Security issue: Unsanitized DB connection/write

[bondjimbond]

Security issue identified by DGI:

• Raw usage of $_GET, $_SERVER that then connects directly to a database without sanitation: arks-service/admin/rest.php at 0af91e1 · digitalutsc/arks-service

    if (!empty($_POST['data'][strtoupper('Ark_ID')])) { // any pending data must has Ark_ID column
        $noid = Database::dbopen($_GET["db"], dbpath(), DatabaseInterface::DB_WRITE);

[HyphenHook]

@bondjimbond

Could we get more information regarding what form of sanitation is needed here? We do have a database existence check in place. Also can we get more information regarding security issues with $_SERVER.

[bondjimbond]

I don't really know the details; the issue was reported to me by DGI when they were trying out connections with the arks-service server.
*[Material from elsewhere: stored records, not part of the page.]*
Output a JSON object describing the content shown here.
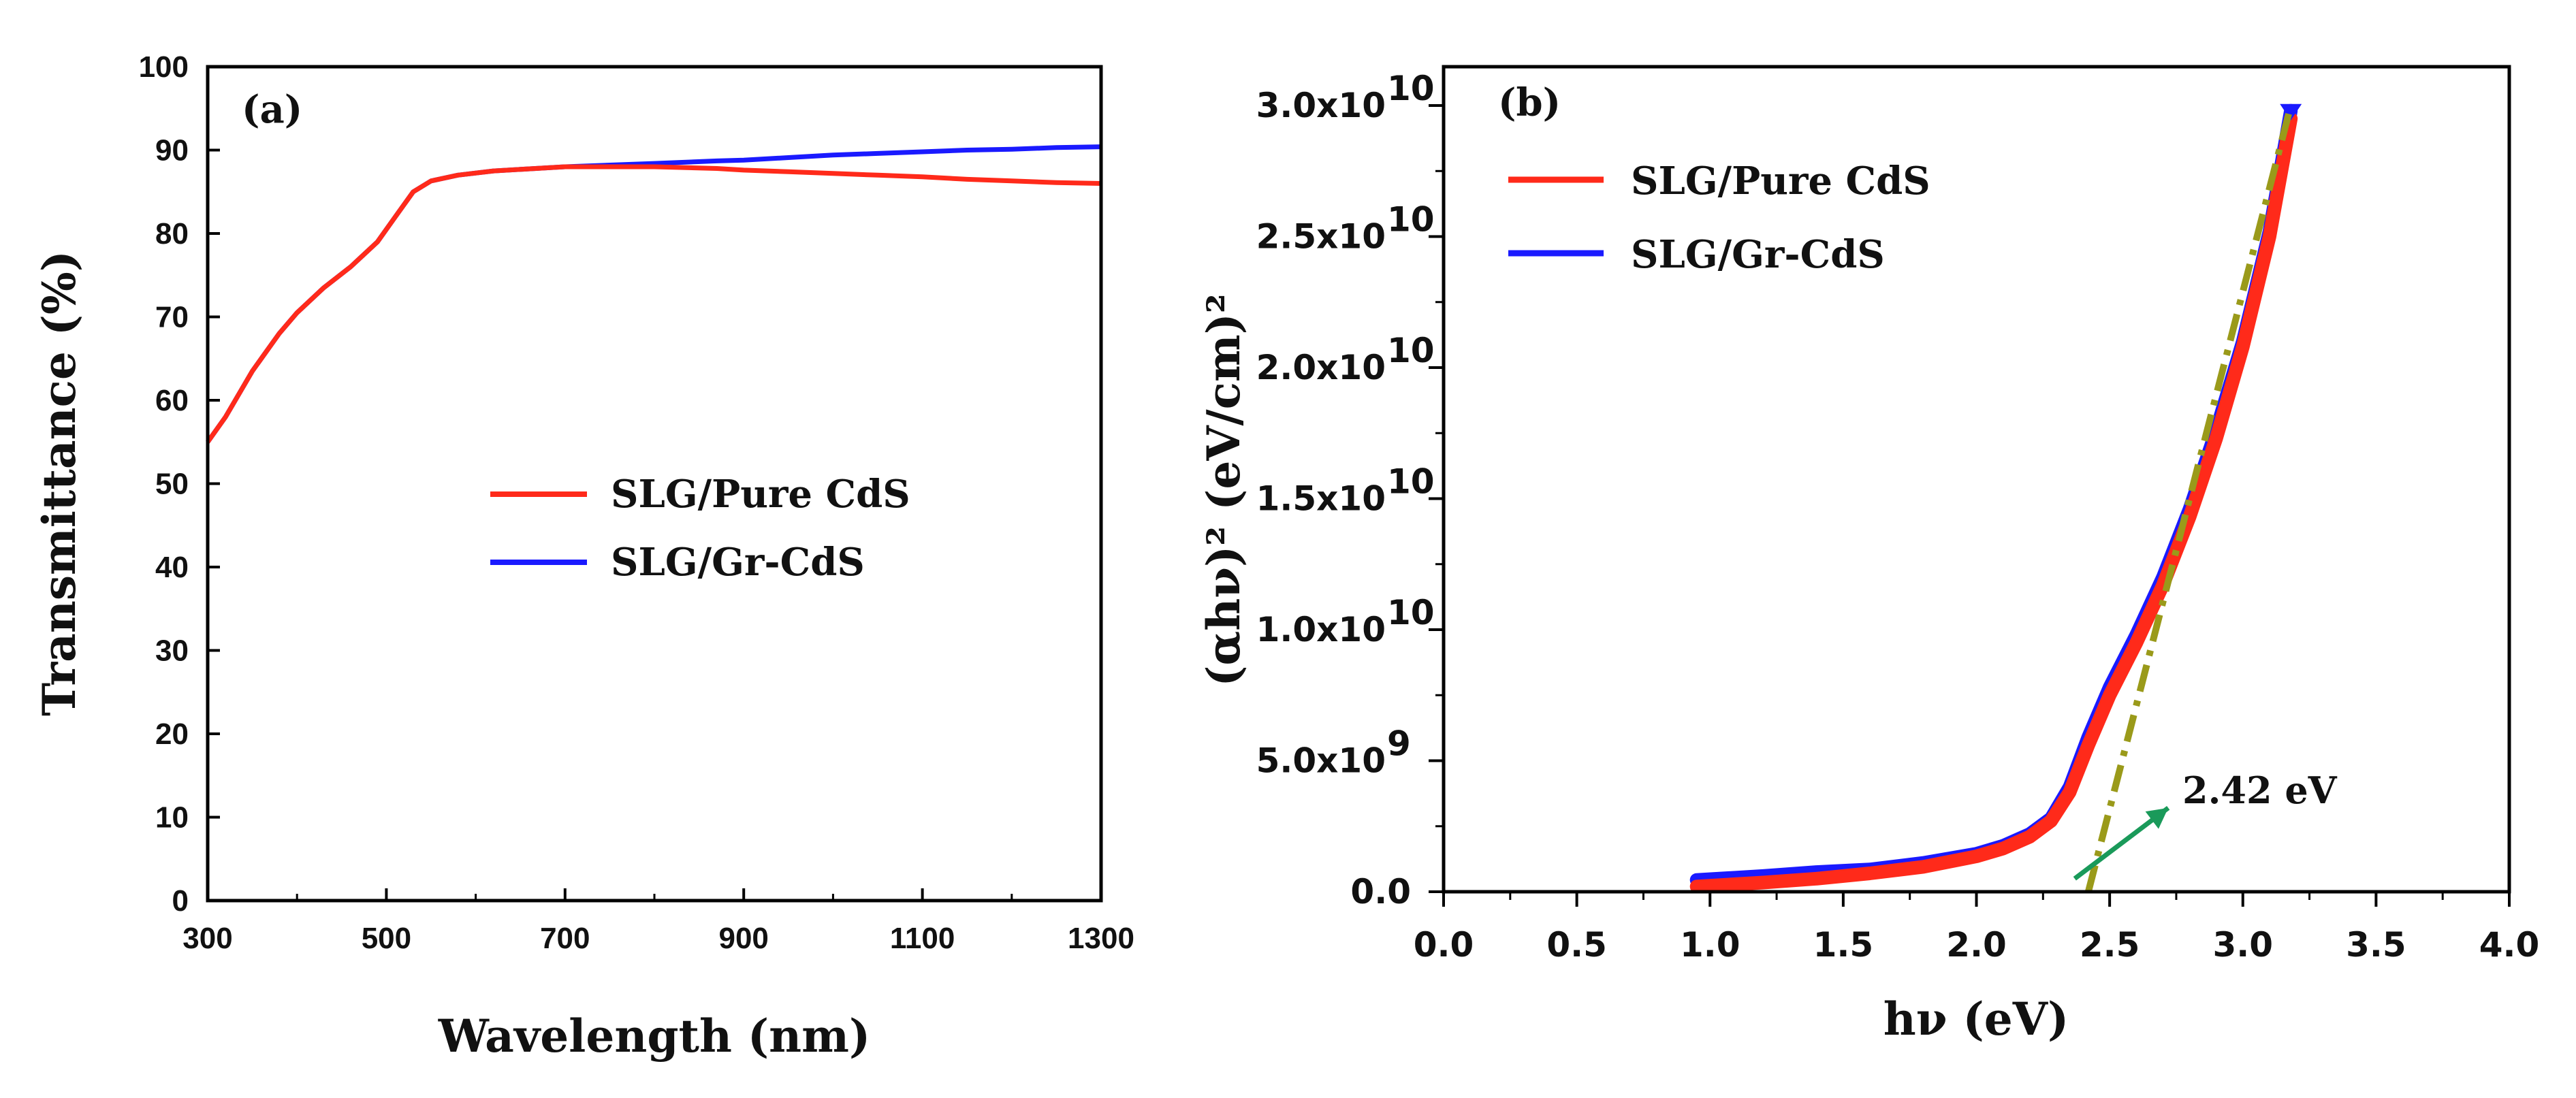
{
  "chart_data": [
    {
      "type": "line",
      "panel_label": "(a)",
      "xlabel": "Wavelength (nm)",
      "ylabel": "Transmittance  (%)",
      "xlim": [
        300,
        1300
      ],
      "ylim": [
        0,
        100
      ],
      "xticks": [
        "300",
        "500",
        "700",
        "900",
        "1100",
        "1300"
      ],
      "yticks": [
        "0",
        "10",
        "20",
        "30",
        "40",
        "50",
        "60",
        "70",
        "80",
        "90",
        "100"
      ],
      "legend_position": "center",
      "series": [
        {
          "name": "SLG/Pure CdS",
          "color": "#ff2a1a",
          "x": [
            300,
            320,
            350,
            380,
            400,
            430,
            460,
            490,
            510,
            530,
            550,
            580,
            620,
            700,
            800,
            870,
            900,
            950,
            1000,
            1050,
            1100,
            1150,
            1200,
            1250,
            1300
          ],
          "y": [
            55.0,
            58.0,
            63.5,
            68.0,
            70.5,
            73.5,
            76.0,
            79.0,
            82.0,
            85.0,
            86.3,
            87.0,
            87.5,
            88.0,
            88.0,
            87.8,
            87.6,
            87.4,
            87.2,
            87.0,
            86.8,
            86.5,
            86.3,
            86.1,
            86.0
          ]
        },
        {
          "name": "SLG/Gr-CdS",
          "color": "#1a1aff",
          "x": [
            300,
            320,
            350,
            380,
            400,
            430,
            460,
            490,
            510,
            530,
            550,
            580,
            620,
            700,
            800,
            870,
            900,
            950,
            1000,
            1050,
            1100,
            1150,
            1200,
            1250,
            1300
          ],
          "y": [
            55.0,
            58.0,
            63.5,
            68.0,
            70.5,
            73.5,
            76.0,
            79.0,
            82.0,
            85.0,
            86.3,
            87.0,
            87.5,
            88.0,
            88.4,
            88.7,
            88.8,
            89.1,
            89.4,
            89.6,
            89.8,
            90.0,
            90.1,
            90.3,
            90.4
          ]
        }
      ]
    },
    {
      "type": "line",
      "panel_label": "(b)",
      "xlabel": "hν (eV)",
      "ylabel": "(αhν)²  (eV/cm)²",
      "xlim": [
        0.0,
        4.0
      ],
      "ylim": [
        0,
        30000000000
      ],
      "xticks": [
        "0.0",
        "0.5",
        "1.0",
        "1.5",
        "2.0",
        "2.5",
        "3.0",
        "3.5",
        "4.0"
      ],
      "yticks": [
        "0.0",
        "5.0x10",
        "1.0x10",
        "1.5x10",
        "2.0x10",
        "2.5x10",
        "3.0x10"
      ],
      "ytick_exponents": [
        "",
        "9",
        "10",
        "10",
        "10",
        "10",
        "10"
      ],
      "ytick_values": [
        0,
        5000000000,
        10000000000,
        15000000000,
        20000000000,
        25000000000,
        30000000000
      ],
      "legend_position": "top-left",
      "series": [
        {
          "name": "SLG/Pure CdS",
          "color": "#ff2a1a",
          "x": [
            0.95,
            1.2,
            1.4,
            1.6,
            1.8,
            2.0,
            2.1,
            2.2,
            2.28,
            2.35,
            2.42,
            2.5,
            2.6,
            2.7,
            2.8,
            2.9,
            3.0,
            3.1,
            3.18
          ],
          "y": [
            200000000,
            350000000,
            500000000,
            700000000,
            950000000,
            1350000000,
            1650000000,
            2100000000,
            2700000000,
            3800000000,
            5600000000,
            7500000000,
            9500000000,
            11700000000,
            14300000000,
            17300000000,
            20800000000,
            25000000000,
            29500000000
          ]
        },
        {
          "name": "SLG/Gr-CdS",
          "color": "#1a1aff",
          "x": [
            0.95,
            1.2,
            1.4,
            1.6,
            1.8,
            2.0,
            2.1,
            2.2,
            2.28,
            2.35,
            2.42,
            2.5,
            2.6,
            2.7,
            2.8,
            2.9,
            3.0,
            3.1,
            3.18
          ],
          "y": [
            450000000,
            600000000,
            750000000,
            850000000,
            1100000000,
            1450000000,
            1750000000,
            2200000000,
            2800000000,
            4000000000,
            5900000000,
            7800000000,
            9800000000,
            12000000000,
            14600000000,
            17600000000,
            21000000000,
            25200000000,
            29800000000
          ]
        }
      ],
      "fit_line": {
        "color": "#9a9a1a",
        "x": [
          2.42,
          3.18
        ],
        "y": [
          0,
          30000000000
        ]
      },
      "annotation": {
        "text": "2.42 eV",
        "color": "#1a9a5a",
        "arrow_from": [
          2.42,
          500000000
        ],
        "arrow_to": [
          2.72,
          3200000000
        ]
      }
    }
  ]
}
Based on this and some other issues identified (e.g. #40) they estimated a lot more work they'd need to do, so I asked them to stop working on it.

[joshdentremont]

I'm guessing they are referring to stuff like this as well: https://github.com/digitalutsc/arks-service/blob/main/admin/rest.php#L127C32-L127C39, which is coming from this: https://github.com/digitalutsc/arks-service/blob/main/admin/rest.php#L31

I don't see anywhere that $_SERVER is being used in database queries.